Many parents who are focused on the well-being of their kids cook nutritious meals, use natural products inside the home and purchase organic detox products. While all of these things are important, there is another simple act that parents can do to improve their children's health – make sure they get enough exercise. Recently, a study from researchers at Georgia Health Sciences University set out to determine exactly how much exercise is ideal for children, and determined, not surprisingly, that more is better.
According to the scientists, while 20 minutes of exercise daily can dramatically improve children's health and reduce their risk of developing certain health problems later in life, 40 minutes is even better.
Combating a major health problem
The Centers for Disease Control and Prevention estimates that one-third of all American children are at an unhealthy weight. This increases their chances of developing a number of health concerns as adults, which is why it's important to determine how much exercise is needed to help ensure wellness into old age.

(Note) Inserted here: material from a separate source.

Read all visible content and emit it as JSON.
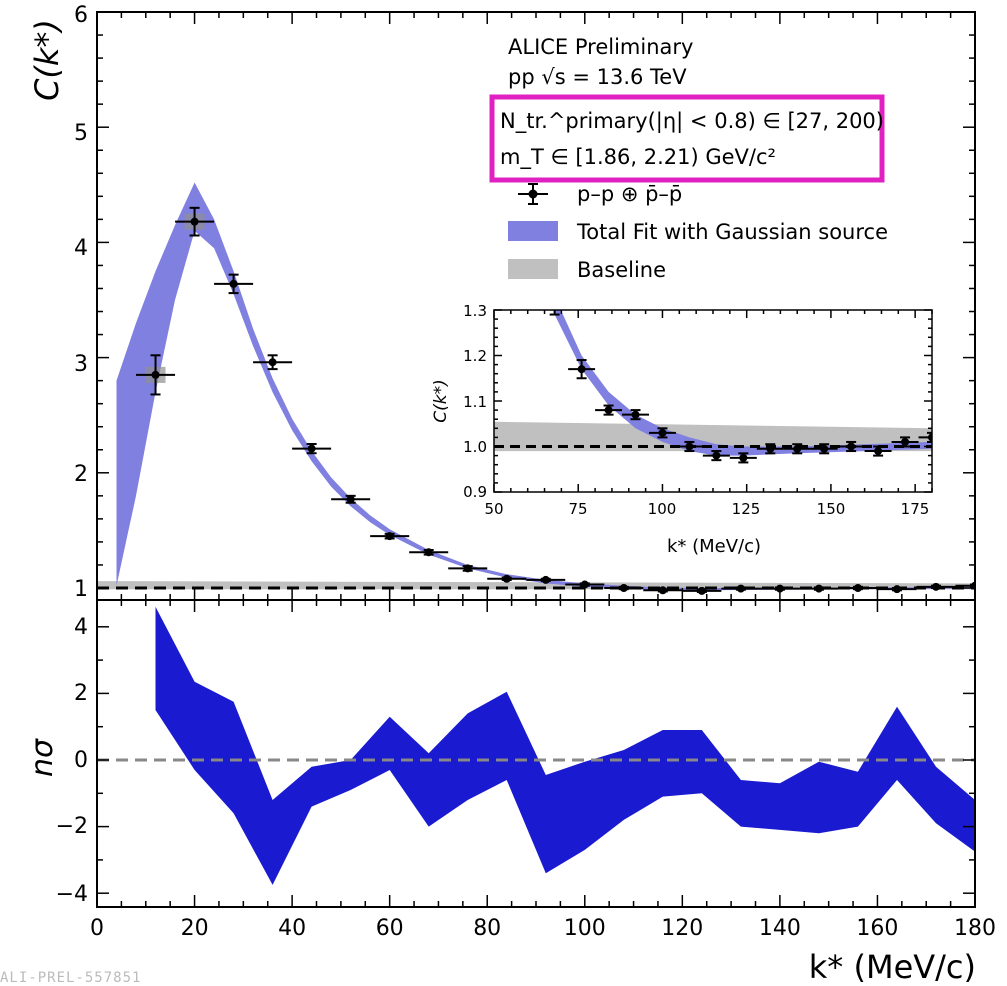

To conduct their study, researchers examined 222 overweight, previously inactive 7- to 11-year-olds. One group maintained their sedentary lifestyle, while another exercised for 20 minutes a day and a final group exercised for 40 minutes daily.
The scientists found that kids in the group that maintained a higher heart rate for 40 minutes experienced the greatest health benefits, including weight loss and a reduced risk of developing conditions related to being overweight later in life.
Put it into practice
While these are promising findings, the researchers added that public health interventions are needed to make sure kids get this level of exercise. For example, researcher Catherine Davis, M.D., pointed out that in many physical fitness classes, kids are simply standing around waiting for a ball to be thrown to them. In this study, researchers kept children constantly moving, which is the key to a proper exercise routine.
To reach the goal of 40 minutes of exercise, the researchers added that schools need to get involved both during the day and in after school programs.
"If you are able to get kids active for 20 minutes every day in school, whether through physical education or taking a running break during lunch, that can make a real difference," said Davis. "You can reach a lot of kids by making changes at school. We don't want this to just be for athletic or coordinated kids but for all kids, especially the ones who are less likely to be on a sports team."